There is no single, correct answer to either question. A “good rate of return” is dependent on many factors and typically cannot be guaranteed; Financial objective(s), Investment Risk tolerance, Liquidity tolerance, investment allocation, a client’s values and personal situation, may all impact what would be a “good rate of return”.
Once a portfolio is constructed, based on these various factors, then the real world happens! Wars, Recessions, Geopolitical events, Changes to tax code or investment laws, Natural disasters, etc. The correct answer to the question “what is a good rate of return?” is very specific to the individual/family situation, and then is relative to portfolio performance in the real world for similar investments/portfolios. No financial professional or firm can predict the future, so even answering the question “what is your rate of return?” could be deemed misleading, or promissory, to an Securities and Exchange Commission (SEC) regulator.

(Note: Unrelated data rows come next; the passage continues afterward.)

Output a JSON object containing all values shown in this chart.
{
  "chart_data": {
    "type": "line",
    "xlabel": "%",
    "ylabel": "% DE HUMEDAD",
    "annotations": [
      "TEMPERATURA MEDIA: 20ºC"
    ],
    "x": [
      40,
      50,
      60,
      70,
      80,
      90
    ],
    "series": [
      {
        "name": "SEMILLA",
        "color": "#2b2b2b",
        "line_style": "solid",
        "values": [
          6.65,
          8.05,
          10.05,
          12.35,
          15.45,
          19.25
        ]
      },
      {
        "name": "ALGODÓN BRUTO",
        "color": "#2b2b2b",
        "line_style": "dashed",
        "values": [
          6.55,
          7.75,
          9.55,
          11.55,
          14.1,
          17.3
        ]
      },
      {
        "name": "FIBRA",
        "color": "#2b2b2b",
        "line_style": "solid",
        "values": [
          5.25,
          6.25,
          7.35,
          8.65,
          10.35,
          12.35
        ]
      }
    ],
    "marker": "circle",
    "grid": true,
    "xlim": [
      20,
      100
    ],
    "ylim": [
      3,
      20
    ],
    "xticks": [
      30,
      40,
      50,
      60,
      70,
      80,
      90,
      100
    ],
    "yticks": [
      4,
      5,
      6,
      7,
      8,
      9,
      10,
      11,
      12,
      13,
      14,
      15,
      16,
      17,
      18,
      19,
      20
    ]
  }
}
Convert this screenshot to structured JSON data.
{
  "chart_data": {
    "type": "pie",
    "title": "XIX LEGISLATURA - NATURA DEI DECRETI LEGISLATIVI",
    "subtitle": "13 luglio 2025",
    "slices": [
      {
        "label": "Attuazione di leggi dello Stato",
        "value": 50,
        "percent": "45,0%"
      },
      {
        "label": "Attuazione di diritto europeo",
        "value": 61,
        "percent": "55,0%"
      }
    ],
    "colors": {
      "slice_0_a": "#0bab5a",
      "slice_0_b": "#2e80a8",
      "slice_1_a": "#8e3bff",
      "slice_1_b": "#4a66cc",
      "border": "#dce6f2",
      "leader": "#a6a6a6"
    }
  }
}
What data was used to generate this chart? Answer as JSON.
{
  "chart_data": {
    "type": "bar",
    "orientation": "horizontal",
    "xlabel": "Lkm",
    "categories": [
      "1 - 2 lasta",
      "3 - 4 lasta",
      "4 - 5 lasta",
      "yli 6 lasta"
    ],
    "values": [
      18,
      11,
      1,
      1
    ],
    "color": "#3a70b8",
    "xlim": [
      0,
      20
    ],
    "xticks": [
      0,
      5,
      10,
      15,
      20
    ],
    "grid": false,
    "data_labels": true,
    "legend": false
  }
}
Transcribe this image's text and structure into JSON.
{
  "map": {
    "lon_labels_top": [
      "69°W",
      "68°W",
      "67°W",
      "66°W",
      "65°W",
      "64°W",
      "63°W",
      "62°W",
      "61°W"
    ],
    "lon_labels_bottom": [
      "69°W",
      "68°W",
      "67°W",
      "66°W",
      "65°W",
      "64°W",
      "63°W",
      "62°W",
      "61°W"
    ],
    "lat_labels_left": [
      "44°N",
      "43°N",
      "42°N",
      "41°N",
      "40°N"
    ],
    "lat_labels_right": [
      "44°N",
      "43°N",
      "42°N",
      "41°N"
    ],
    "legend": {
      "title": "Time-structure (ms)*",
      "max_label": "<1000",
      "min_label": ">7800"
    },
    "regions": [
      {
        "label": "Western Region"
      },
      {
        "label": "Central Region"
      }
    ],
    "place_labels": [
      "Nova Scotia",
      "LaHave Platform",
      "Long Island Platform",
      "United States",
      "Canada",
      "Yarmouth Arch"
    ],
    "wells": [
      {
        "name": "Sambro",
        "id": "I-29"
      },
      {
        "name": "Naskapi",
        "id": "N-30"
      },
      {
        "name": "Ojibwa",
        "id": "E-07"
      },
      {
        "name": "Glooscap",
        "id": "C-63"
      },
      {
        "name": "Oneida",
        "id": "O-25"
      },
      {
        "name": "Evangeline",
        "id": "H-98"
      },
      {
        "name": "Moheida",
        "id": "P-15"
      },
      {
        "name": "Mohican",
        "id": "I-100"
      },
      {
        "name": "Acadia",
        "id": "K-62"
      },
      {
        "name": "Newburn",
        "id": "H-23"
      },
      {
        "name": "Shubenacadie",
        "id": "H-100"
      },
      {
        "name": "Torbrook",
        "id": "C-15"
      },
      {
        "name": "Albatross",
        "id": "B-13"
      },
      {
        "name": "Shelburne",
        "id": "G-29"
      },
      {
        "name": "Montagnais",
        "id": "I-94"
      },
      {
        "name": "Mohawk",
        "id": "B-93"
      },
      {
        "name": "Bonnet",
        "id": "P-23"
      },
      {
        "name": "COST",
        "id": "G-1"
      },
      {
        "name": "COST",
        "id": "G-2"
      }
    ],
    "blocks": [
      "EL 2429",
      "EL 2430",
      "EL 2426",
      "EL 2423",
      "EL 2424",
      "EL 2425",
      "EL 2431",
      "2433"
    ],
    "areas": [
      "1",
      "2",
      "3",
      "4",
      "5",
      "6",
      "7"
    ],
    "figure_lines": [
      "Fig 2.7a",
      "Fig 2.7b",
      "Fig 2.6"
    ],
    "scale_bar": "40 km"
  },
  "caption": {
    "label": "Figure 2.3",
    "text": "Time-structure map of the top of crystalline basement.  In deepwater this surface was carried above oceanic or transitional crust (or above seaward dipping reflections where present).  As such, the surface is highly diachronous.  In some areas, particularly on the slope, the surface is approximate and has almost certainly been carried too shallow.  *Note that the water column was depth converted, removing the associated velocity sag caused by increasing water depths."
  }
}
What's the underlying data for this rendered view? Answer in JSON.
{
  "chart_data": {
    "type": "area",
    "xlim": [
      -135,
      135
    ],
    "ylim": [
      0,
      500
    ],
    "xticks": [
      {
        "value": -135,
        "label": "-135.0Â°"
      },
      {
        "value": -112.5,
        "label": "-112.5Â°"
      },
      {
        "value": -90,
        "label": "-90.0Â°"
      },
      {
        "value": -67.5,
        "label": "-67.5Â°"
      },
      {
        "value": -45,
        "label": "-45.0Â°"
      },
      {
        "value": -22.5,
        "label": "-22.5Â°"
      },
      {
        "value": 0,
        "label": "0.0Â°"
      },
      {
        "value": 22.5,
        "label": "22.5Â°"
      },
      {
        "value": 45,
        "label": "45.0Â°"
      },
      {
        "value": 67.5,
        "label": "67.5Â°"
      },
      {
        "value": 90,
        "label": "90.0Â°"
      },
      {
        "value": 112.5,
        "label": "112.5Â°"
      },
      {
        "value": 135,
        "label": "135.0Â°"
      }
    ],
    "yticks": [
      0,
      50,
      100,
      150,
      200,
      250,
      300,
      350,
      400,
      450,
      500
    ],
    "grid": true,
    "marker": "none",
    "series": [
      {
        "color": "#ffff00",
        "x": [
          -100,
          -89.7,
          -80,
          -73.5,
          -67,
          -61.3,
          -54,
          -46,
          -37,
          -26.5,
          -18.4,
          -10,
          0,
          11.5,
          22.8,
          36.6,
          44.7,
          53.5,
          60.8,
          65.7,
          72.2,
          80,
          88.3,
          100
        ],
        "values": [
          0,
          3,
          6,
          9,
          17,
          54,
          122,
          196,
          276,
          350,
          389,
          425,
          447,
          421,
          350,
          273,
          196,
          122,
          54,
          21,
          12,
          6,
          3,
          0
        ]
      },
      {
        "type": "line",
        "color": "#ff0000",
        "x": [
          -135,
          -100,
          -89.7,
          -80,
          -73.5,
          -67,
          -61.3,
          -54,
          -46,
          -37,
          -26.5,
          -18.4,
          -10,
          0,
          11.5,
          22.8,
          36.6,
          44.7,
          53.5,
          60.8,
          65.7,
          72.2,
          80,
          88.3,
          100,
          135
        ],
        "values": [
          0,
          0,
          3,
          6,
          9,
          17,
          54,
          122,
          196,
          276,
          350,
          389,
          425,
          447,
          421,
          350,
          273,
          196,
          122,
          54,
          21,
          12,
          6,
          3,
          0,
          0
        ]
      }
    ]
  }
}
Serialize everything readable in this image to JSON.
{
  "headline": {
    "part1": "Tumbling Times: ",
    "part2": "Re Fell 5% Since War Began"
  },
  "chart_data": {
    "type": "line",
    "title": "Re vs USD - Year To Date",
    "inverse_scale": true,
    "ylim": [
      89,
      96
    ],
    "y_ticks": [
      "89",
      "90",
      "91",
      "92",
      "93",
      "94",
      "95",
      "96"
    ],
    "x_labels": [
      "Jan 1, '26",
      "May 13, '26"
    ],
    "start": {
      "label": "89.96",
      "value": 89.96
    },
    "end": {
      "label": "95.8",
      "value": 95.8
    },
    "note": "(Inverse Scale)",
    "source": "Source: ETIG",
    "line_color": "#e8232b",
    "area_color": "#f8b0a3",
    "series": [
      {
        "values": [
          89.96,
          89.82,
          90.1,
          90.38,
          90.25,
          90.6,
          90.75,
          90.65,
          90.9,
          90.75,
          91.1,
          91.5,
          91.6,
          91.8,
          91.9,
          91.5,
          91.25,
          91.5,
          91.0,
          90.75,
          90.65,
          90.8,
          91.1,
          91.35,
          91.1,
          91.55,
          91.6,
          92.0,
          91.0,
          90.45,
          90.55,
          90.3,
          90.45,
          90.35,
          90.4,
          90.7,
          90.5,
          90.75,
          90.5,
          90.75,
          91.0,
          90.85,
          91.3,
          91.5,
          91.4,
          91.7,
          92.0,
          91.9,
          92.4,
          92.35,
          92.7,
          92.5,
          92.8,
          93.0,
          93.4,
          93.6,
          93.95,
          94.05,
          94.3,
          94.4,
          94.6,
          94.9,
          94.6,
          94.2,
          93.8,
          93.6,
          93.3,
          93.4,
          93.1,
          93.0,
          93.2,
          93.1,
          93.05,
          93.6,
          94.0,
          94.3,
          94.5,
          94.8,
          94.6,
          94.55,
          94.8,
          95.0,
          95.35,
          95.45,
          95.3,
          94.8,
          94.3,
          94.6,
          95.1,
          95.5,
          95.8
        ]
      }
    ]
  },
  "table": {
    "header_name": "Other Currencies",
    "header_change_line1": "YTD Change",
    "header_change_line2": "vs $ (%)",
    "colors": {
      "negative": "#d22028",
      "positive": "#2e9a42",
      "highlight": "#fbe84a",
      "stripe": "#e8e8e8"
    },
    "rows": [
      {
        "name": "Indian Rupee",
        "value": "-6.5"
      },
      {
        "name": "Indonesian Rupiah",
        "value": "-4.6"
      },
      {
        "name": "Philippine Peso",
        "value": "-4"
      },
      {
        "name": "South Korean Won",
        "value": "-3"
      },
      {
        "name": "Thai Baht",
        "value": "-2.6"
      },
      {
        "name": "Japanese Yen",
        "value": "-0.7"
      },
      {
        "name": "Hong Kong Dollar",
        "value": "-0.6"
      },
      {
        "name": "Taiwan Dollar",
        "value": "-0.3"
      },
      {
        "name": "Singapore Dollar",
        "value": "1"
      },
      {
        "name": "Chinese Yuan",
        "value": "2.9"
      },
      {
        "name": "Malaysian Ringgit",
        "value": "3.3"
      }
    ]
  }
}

Your client experience and rate of return must be experienced and is determined by looking backward. You also have the disclosure with nearly everyinvestment “past performance does not guarantee future results or performance”. This can be a challenge for people to understand and accept, as most people want certainty.
None of us enjoy seeing the stock market go down, but as it goes down, with history as a guide we may expect higher forward returns. This is more historical fact, than a silver lining! To bring this post full circle, you get to decide how much stock market risk you want in your portfolio. This may be 100%, 0%, or somewhere in between. Yep, there is no boilerplate answer to the question, “what is a good rate of return?” --- unless you choose a boilerplate firm offering a “one size fits all” portfolio.